E’ così che, quando suono alla sua porta e non mi risponde nessuno, rimango sconcertata, quasi infastidita, tamburello il piede a terra e ritento, ma devo rassegnarmi all’idea che non sia in casa. Nella mia mente risuona un urlo: ma dove sei ora che ho bisogno di te!? Tiro su con il naso, con il dorso della mano scaccio via le lacrime e tiro fuori il cellulare. Un po’ nevrotica cerco nella rubrica il suo numero, ma il suo telefono è spento. Provo a casa, nella stupida speranza che chissà per qualche motivo non abbia risposto alla porta. Niente da fare, non c’è, mi guardo intorno disorientata e mi viene in mente che possa essere andata a trovare quella sua amica dell’università! Chiaramente agitata mi sfugge il nome, me lo avrà detto un milione di volte, ma non l’ho mai registrato nella mente, troppo presa come sono dai casini della mia vita. Poi finalmente lo ricordo, velocemente dal mio cellulare mi collego su internet e trovo il numero di casa. Un po’ impacciata chiedo di parlare con l’amica della mia amica e fatico un po’ per fare capire all’amica chi io sia. Quando alla fine ci riesco, mi dice però che Francesca non è nemmeno con lei e per mia fortuna è una tipa molto loquace che non solo mi informa che Francesca è uscita con Sandro, il ragazzo, ma mi da anche il numero del suo telefonino. Chiamo Sandro e schiarendomi la voce gli chiedo di Francesca, lui fortunatamente mi conosce, non bene in verità, siamo usciti qualche volta in coppia, ma Simone e lui non hanno mai legato. Presa come sono, non noto affatto il tono della sua voce imbarazzato e quando mi dice che Francesca non è neanche con lui, io scioccamente insisto e lui, forse pensando che da brava amica io sapessi, mi dice che si sono salutati in malo modo da quasi un’ora e che il loro chiarimento non è andato affatto bene, lei non ha cambiato idea e perciò lo ha lasciato definitivamente. Lì per lì pronuncio una frase sicuramente senza senso, perché lui continua dicendomi che d’altronde erano mesi che andava avanti in quel modo, che lui la ama ma non come lei vorrebbe e che se anche l’ha tradita… Stordita, comincio a balbettare e lui deve essere ancora più stordito di me per non chiedermi: ma come?! Non ne sapevi niente! Mi vien voglia di attaccare o meglio, rimpiango di aver fatto quella telefonata perché il senso di vuoto che già provavo è aumentato e mi sento male davvero.
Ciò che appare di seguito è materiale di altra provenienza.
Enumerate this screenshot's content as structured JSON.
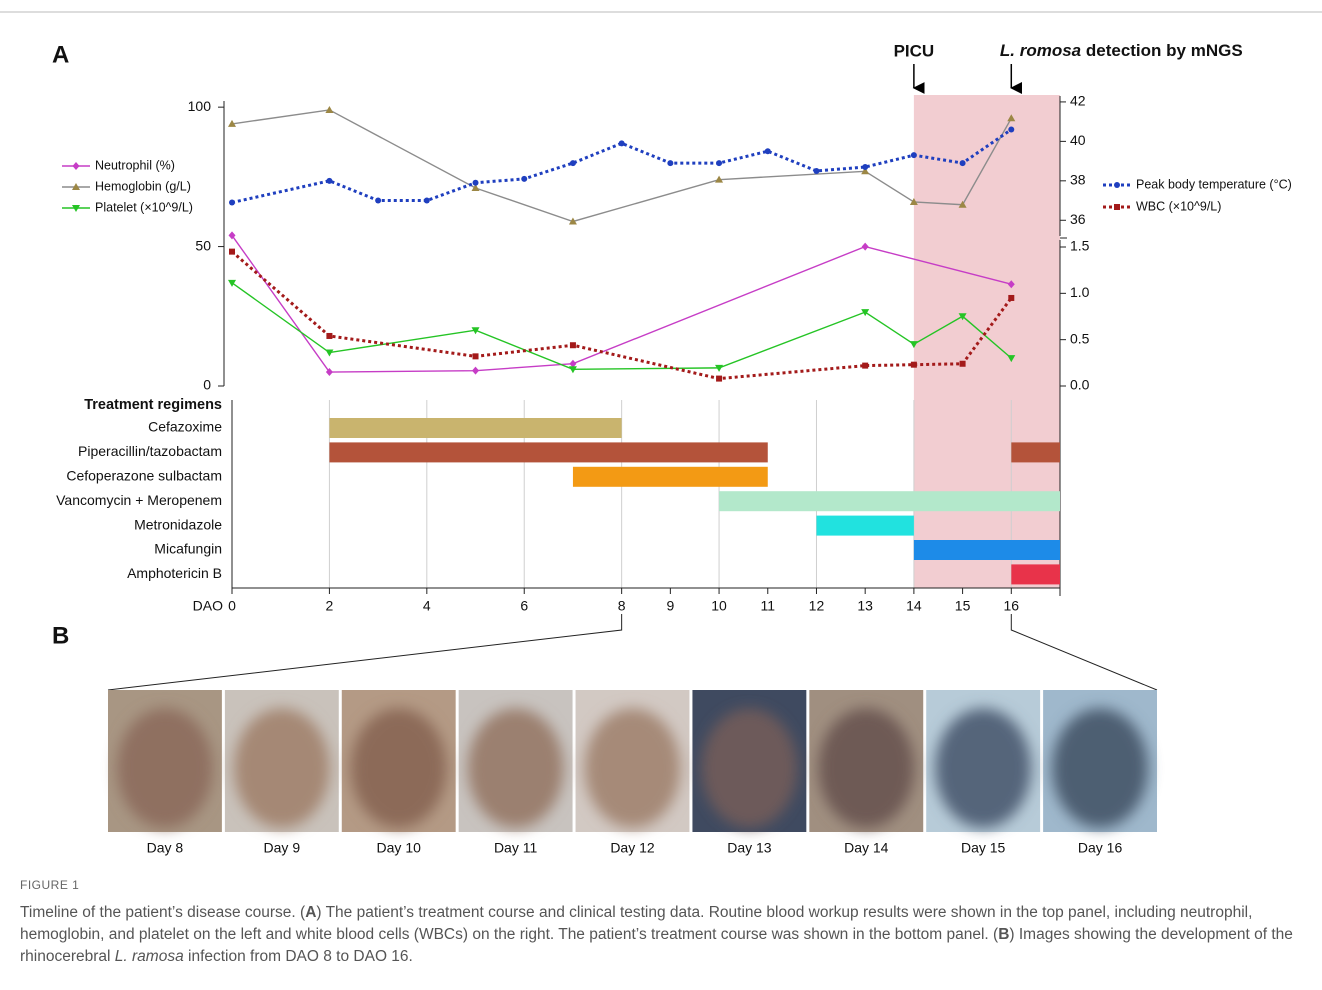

Quando finalmente riesco a chiudere la telefonata, ancora incredula, faccio un lungo respiro e mi guardo intorno smarrita. Con le mani che mi tremano, accendo una sigaretta e a passi lenti mi incammino verso casa.
Nella mia mente sconvolta si scontrano rumorosamente due pensieri. Non so da chi farmi consolare, con chi alleggerire l’ennesima botta ricevuta da Simone? Sono sola, per lui ho mandato tutti al diavolo… Ma questo pensiero per quanto doloroso sia, svanisce in confronto all’altro, doloroso in maniera diversa, che mi lascia un’amarezza così grande e profonda da farmi sentire una persona spregevole. Dove sono stata in questi mesi per non essermi mai accorta di quello che passava Francesca? Troppo presa da me, troppo importante la mia non storia con Simone, talmente importante da non lasciare spazio a lei, tra le mie mille parole, per dirne una di sé, un sto male, Lori! Allora dimentico i miei guai e le lacrime mi bagnano le guance: in un’altra parte della città, a camminare su un’altra strada vuota, c’è Francesca e mi chiedo da chi stia andando a farsi curare le ferite.
Per quanto sia difficile ammetterlo, sarebbe una bugia se affermassi che una volta giunta sotto casa mia, mi aspettassi che la mia amica stesse lì, a bussare alla mia porta.
Ovviamente non c’è nessuno.
La mia è stata una porta che ho sempre tenuta chiusa.